A poche ore dall’assunzione della guida ufficiale di M5s da parte di Giuseppe Conte, il Movimento sembra essersi in realtà spostato da un’altra parte.

Lo spostamento non è di quelli banali e potrebbe portare un rimescolamento interessante in questi prossimi mesi di semestre bianco.

Infatti in queste stesse ore il premier Mario Draghi ha sdoganato in linea di principio il reddito di cittadinanza. La misura, diciamolo, è più che una follia, è una droga pesante, un allucinogeno dato a chi già beveva molto e fumava sostanze proibite. È il contrario di quello che serve al Paese in un momento in cui dovrebbe svegliarsi dal torpore soporifero dello stipendio a casa per l’epidemia e dovrebbe tornare a lavorare e pensare il suo futuro.



Ma il reddito è anche l’unico scalpo, l’unico risultato concreto che l’M5s di Grillo e Luigi Di Maio ha da mostrare ai propri elettori. Quindi Draghi che approva il reddito di cittadinanza dimostra l’esistenza di un accordo politico con Di Maio.

Di Maio infatti la settimana scorsa in un’intervista a Repubblica prometteva appoggio al premier, contro le insinuazioni e le minacce che partivano invece da Conte. Il Movimento 5 Stelle è spaccato, come rilevava giustamente il giorno dopo Stefano Folli.



Se effettivamente è così ci sono varie conseguenze. Conte è di nuovo dimezzato, stavolta come capo del Movimento, e leader torna ad essere Di Maio. C’è una tattica in questo e forse anche l’inizio di un pizzico di strategia.

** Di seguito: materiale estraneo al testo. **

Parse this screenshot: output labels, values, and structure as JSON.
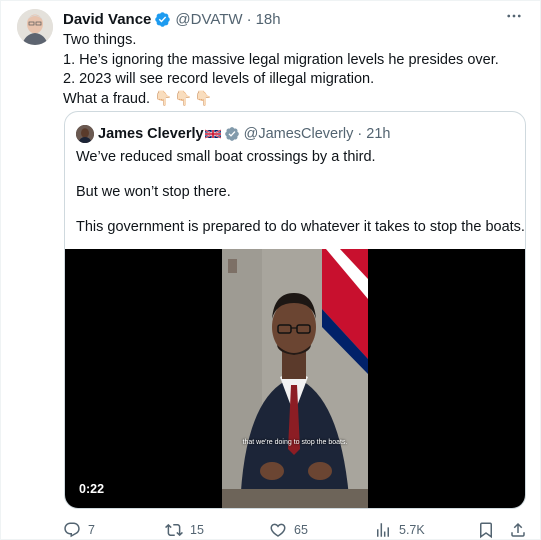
{
  "tweet": {
    "author_name": "David Vance",
    "author_handle": "@DVATW",
    "separator": "·",
    "timestamp": "18h",
    "more_icon": "more-horizontal-icon",
    "lines": [
      "Two things.",
      "1. He’s ignoring the massive legal migration levels he presides over.",
      "2. 2023 will see record levels of illegal migration.",
      "What a fraud."
    ],
    "emoji": "👇🏻👇🏻👇🏻"
  },
  "quote": {
    "author_name": "James Cleverly",
    "author_handle": "@JamesCleverly",
    "separator": "·",
    "timestamp": "21h",
    "paragraphs": [
      "We’ve reduced small boat crossings by a third.",
      "But we won’t stop there.",
      "This government is prepared to do whatever it takes to stop the boats."
    ],
    "video": {
      "caption": "that we're doing to stop the boats.",
      "duration": "0:22"
    }
  },
  "actions": {
    "replies": "7",
    "retweets": "15",
    "likes": "65",
    "views": "5.7K"
  },
  "colors": {
    "verified_blue": "#1d9bf0",
    "secondary_text": "#536471",
    "border": "#cfd9de"
  }
}
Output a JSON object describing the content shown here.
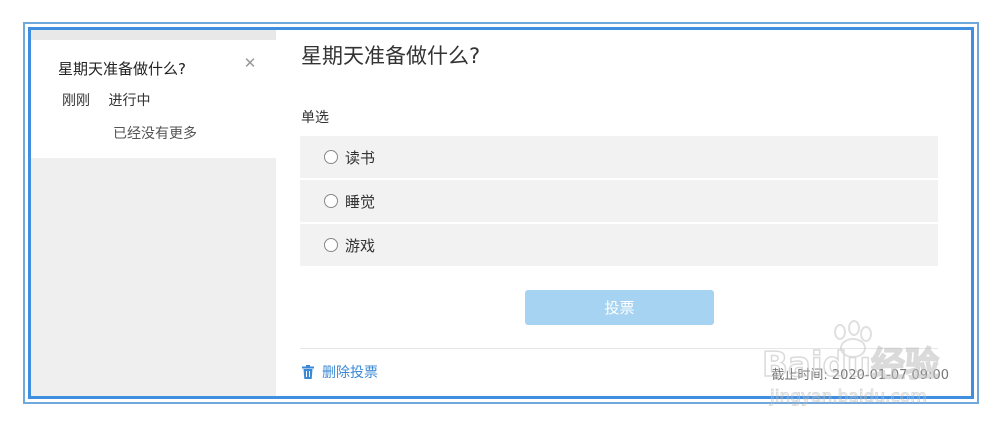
{
  "left_list": {
    "item": {
      "title": "星期天准备做什么?",
      "time": "刚刚",
      "status": "进行中"
    },
    "close_icon": "close-icon",
    "no_more": "已经没有更多"
  },
  "vote": {
    "title": "星期天准备做什么?",
    "type": "单选",
    "options": [
      {
        "label": "读书"
      },
      {
        "label": "睡觉"
      },
      {
        "label": "游戏"
      }
    ],
    "submit_label": "投票",
    "delete_label": "删除投票",
    "deadline": "截止时间: 2020-01-07 09:00"
  },
  "colors": {
    "frame_outer": "#6ea8dc",
    "frame_inner": "#3f8ee0",
    "button": "#a6d3f1",
    "link": "#3b89d6"
  },
  "watermark": {
    "brand": "Baidu经验",
    "url": "jingyan.baidu.com"
  }
}
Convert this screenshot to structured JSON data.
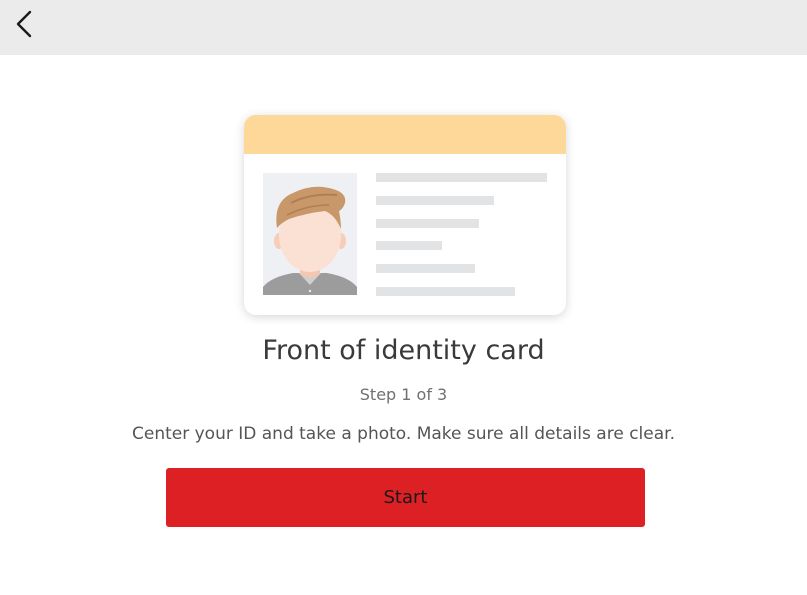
{
  "header": {
    "back_icon": "chevron-left-icon"
  },
  "card_illustration": {
    "band_color": "#fdd899",
    "avatar_icon": "person-avatar-icon",
    "placeholder_line_count": 6
  },
  "main": {
    "title": "Front of identity card",
    "step": "Step 1 of 3",
    "instruction": "Center your ID and take a photo. Make sure all details are clear.",
    "start_label": "Start",
    "start_color": "#dd2024"
  }
}
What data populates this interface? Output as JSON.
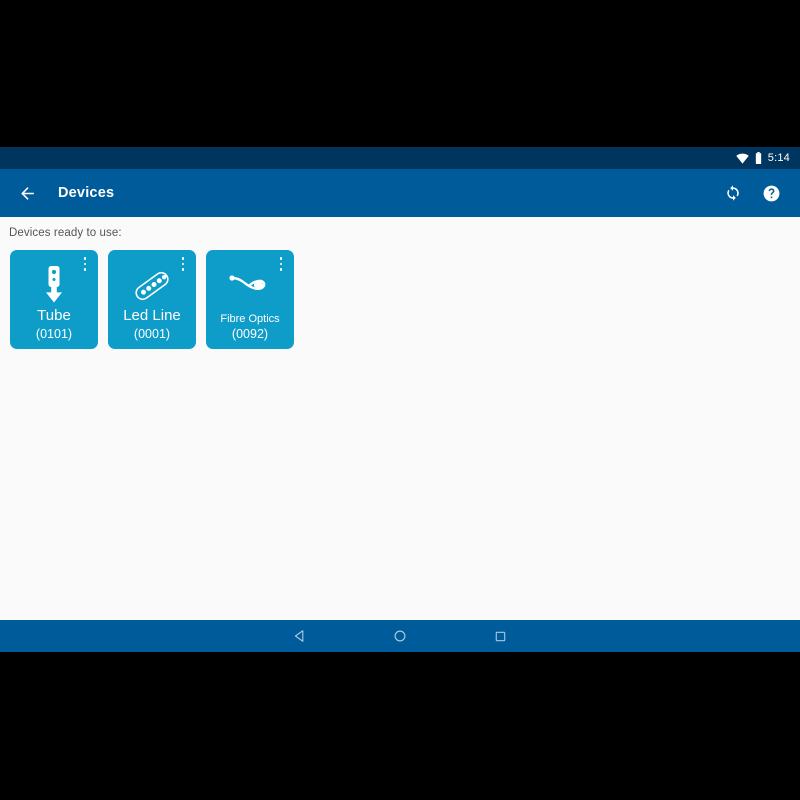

La tattica è che Conte ha oggettivamente interesse al caos, come abbiamo detto, e ad elezioni anticipate: dopo il voto, per pochi che siano, i parlamentari pentastellati risponderebbero solo a lui. Quindi vuole far cadere Draghi e tifa per il tanto peggio tanto meglio.

Di Maio, insieme agli attuali deputati e senatori M5s, viceversa ha interesse a restare più a lungo possibile, quindi ha bisogno di Draghi a garanzia di stabilità.



In ciò forse c’è che Di Maio ascolta nuovi consigli e nuovi consiglieri che lo indirizzano verso un percorso di più lungo termine. Infatti la stabilità, che gli serve per sopravvivere personalmente e politicamente, non può reggersi sul reddito di cittadinanza. Quello può funzionare come segnale, come vago indicatore, ma poi ci vorrà altro per combattere le tendenze urgenti del Movimento e del paese al caos.

Conte viceversa non ha interesse a pensare a lungo termine, e ha dalla sua gli M5s rimasti fuori dal parlamento che scalpitano per andarci il prima possibile al posto degli attuali. A loro non basta il reddito di cittadinanza per essere soddisfatti, anzi.

Di Maio quindi deve pensare ben altro per attraversare sano e salvo i prossimi sei mesi; qui, forse, i nuovi consiglieri lo potrebbero salvare davvero.